Its time for construction to consider supply chain finance
Australian construction, both public and private, has seen strong growth. However, the availability of credit, particularly to smaller sub-contractors, has contracted and remains expensive. Working capital is the lifeblood of anyone running a small business and remains frozen. Coupled with high finance costs, this puts financial strain on the entire supply chain.
Payment times for the sector are estimated at 14.5 days late on average, making it one of the more problematic industries for late payments. The entire labyrinth of stakeholders, documents, certifications and approvals tends to result in uncertain payment times and unpredictable cash flow. What if there was an opportunity to shift liquidity from main contractors to downstream suppliers, but still deliver unparalleled benefits for all? Supply Chain Finance (SCF) has proven to be an effective solution to offer a win-win for both buyers and suppliers.
If SCF is such a great solution for small business financing in the construction sector, then why haven’t we seen more uptake of SCF in this space? Is Australia ready for this? Our view is that now is the time for large players and government to consider SCF as a tool to unlock trapped liquidity, manage supplier risk and control costs and delivery.
Strong underlying demand
An unstoppable underlying demand for residential, commercial real estate and public infrastructure will put further pressure on the construction and infrastructure finance gap. Over 20 major government infrastructure projects worth at least $2 billion are in the infrastructure pipeline. These include Brisbane’s Cross River Rail, the Western Sydney Airport, the Inland Rail, NSW’s intercity train fleet and Victoria’s high capacity metro trains. Dozens more port, road, housing, prison, school, water and hospital projects are under way, creating a pipeline of work worth well over $100 billion. There are several dominant main contractors in the market that have a strong credit profile and are finding it challenging to keep subcontractors locked in to service their growing projects. Likewise, smaller subcontractors are crying out for alternative finance solutions to support their growth and increased pipeline of work. Financing techniques like SCF will be needed to keep the wheels moving on new projects.
Traditionally, mainstream banks have provided supply chain financing solutions in the Australian market. The banks appetite and risk/return hurdles have led them to shy away from offering the product to this sector. Today, specialist ‘fintech’ firms are proliferating, offering innovative, easy-to-use solution to link buyers, suppliers and a new class of investors. With interest rates in Australia at an all-time low, investors (institutional, hedge funds, superannuation etc.) are understandably looking for alternative places to invest. These institutional investors come with strong balance sheets and a different risk appetite. Opening up to multiple investors brings funding diversification to the SCF program. Several cash-rich construction companies also see this as an opportunity to self-fund and get better returns than they could from a regular short-term deposits.

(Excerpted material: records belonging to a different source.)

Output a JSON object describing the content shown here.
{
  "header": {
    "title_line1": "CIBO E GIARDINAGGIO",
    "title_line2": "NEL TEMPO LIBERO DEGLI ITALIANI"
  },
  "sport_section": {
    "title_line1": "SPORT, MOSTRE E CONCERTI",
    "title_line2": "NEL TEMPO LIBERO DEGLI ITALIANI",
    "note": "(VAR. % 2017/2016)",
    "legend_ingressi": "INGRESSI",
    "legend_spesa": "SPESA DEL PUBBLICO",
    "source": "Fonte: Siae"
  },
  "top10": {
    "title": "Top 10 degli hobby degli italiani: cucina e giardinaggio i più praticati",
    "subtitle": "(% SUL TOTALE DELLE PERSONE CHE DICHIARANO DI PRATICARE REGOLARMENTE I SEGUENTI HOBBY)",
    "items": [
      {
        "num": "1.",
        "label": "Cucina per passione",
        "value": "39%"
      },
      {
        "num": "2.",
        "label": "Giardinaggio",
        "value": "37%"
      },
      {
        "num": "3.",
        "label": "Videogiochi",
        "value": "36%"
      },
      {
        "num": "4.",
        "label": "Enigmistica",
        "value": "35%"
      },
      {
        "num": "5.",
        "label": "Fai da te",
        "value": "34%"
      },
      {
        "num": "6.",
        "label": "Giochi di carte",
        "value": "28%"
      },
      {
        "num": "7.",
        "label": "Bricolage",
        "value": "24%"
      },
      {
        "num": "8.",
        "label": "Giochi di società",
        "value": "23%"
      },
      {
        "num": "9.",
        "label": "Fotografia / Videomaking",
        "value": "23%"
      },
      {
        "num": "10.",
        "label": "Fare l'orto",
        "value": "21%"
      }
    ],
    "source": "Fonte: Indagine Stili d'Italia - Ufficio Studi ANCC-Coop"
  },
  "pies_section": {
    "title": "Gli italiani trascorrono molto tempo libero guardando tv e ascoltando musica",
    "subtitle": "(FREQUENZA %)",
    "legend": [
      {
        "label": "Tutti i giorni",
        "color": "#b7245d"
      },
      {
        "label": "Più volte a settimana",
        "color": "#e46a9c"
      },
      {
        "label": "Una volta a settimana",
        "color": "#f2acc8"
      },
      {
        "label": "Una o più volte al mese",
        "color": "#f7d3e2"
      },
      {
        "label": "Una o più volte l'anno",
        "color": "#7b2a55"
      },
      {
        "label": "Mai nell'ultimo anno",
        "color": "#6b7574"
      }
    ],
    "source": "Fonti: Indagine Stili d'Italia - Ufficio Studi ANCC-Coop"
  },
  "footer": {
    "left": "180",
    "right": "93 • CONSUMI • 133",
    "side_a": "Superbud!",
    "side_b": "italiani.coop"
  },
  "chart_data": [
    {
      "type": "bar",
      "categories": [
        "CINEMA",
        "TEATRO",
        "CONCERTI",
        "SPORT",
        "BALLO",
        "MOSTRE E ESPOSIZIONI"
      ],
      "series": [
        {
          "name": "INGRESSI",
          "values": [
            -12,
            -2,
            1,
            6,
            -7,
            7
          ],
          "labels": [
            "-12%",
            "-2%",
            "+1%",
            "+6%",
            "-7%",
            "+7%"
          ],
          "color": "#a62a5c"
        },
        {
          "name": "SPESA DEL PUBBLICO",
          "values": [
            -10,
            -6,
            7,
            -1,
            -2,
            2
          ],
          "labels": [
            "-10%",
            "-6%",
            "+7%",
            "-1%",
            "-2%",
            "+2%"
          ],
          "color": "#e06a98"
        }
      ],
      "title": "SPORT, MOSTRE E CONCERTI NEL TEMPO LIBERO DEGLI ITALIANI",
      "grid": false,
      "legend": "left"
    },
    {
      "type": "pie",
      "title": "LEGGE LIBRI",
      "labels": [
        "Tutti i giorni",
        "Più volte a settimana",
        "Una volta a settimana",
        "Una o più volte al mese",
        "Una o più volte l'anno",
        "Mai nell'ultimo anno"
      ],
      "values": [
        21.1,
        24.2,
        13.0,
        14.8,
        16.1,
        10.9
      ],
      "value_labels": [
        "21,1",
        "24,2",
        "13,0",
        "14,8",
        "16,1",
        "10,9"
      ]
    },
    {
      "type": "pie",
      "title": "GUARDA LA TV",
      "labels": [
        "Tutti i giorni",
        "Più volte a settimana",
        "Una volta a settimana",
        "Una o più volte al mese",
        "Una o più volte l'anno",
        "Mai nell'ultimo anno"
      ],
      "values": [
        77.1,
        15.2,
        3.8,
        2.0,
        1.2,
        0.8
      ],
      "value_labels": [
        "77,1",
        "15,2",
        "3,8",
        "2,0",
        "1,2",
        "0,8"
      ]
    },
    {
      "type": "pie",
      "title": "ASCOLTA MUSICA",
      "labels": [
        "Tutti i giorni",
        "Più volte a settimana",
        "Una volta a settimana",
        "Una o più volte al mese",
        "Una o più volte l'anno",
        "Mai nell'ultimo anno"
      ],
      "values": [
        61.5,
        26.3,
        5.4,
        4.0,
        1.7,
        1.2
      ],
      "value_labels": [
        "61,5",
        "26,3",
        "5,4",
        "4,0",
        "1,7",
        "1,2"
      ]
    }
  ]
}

From business tools like bid management system SmartBidNet, design software like GoBIM and FingerCAD, logistics and management software like PlanGrid, or cloud-based accounting and invoice finance platforms like MYOB, Xero or Timelio, not keeping up with technology leaves contractors behind, and businesses running less efficiently than they could be. The ConTech wave is an opportunity for the sector to embrace new technologies to drive up efficiency across the industry. New players are bringing new online platforms, software services and driving up
a) visibility across various stages of invoicing and certification
b) powerful data analytics eliminating some of the historic challenges in this space. All of this gives investors/financiers much more comfort.
Stable regulatory environment
For SCF to work in this space, strong mitigants need to be ‘built in’ to deal with underlying risk. The Building and Construction Industry Security of Payment Act (SOPA) along with Personal Property Security Register (PPSR) provides Australia a unique regulatory environment which drives up transparency for all parties and makes it much easier to facilitate supply chain finance.
High productivity sector
Recent McKinsey report (Feb 2017) has ranked Australia’s construction industry as a standout in terms of productivity when compared to other developed countries, with strong project management and a strong workforce. Digital technology and innovation across the supply chain was called out as an area where the sector could extract further benefits.
The network of subcontractors need additional business cash flow to keep up, grow and deliver. The big end of town want to manage their returns and reduce their overall risk. Supplier Chain Finance provides a win-win. The Australian Construction sector has lagged other industries and has not enjoyed benefits SCF can bring. By shifting liquidity from key anchors to downstream suppliers, we have a fantastic opportunity to secure Australia’s future in unlocking the funding needed to support growth, create jobs and helping build sustainable communities.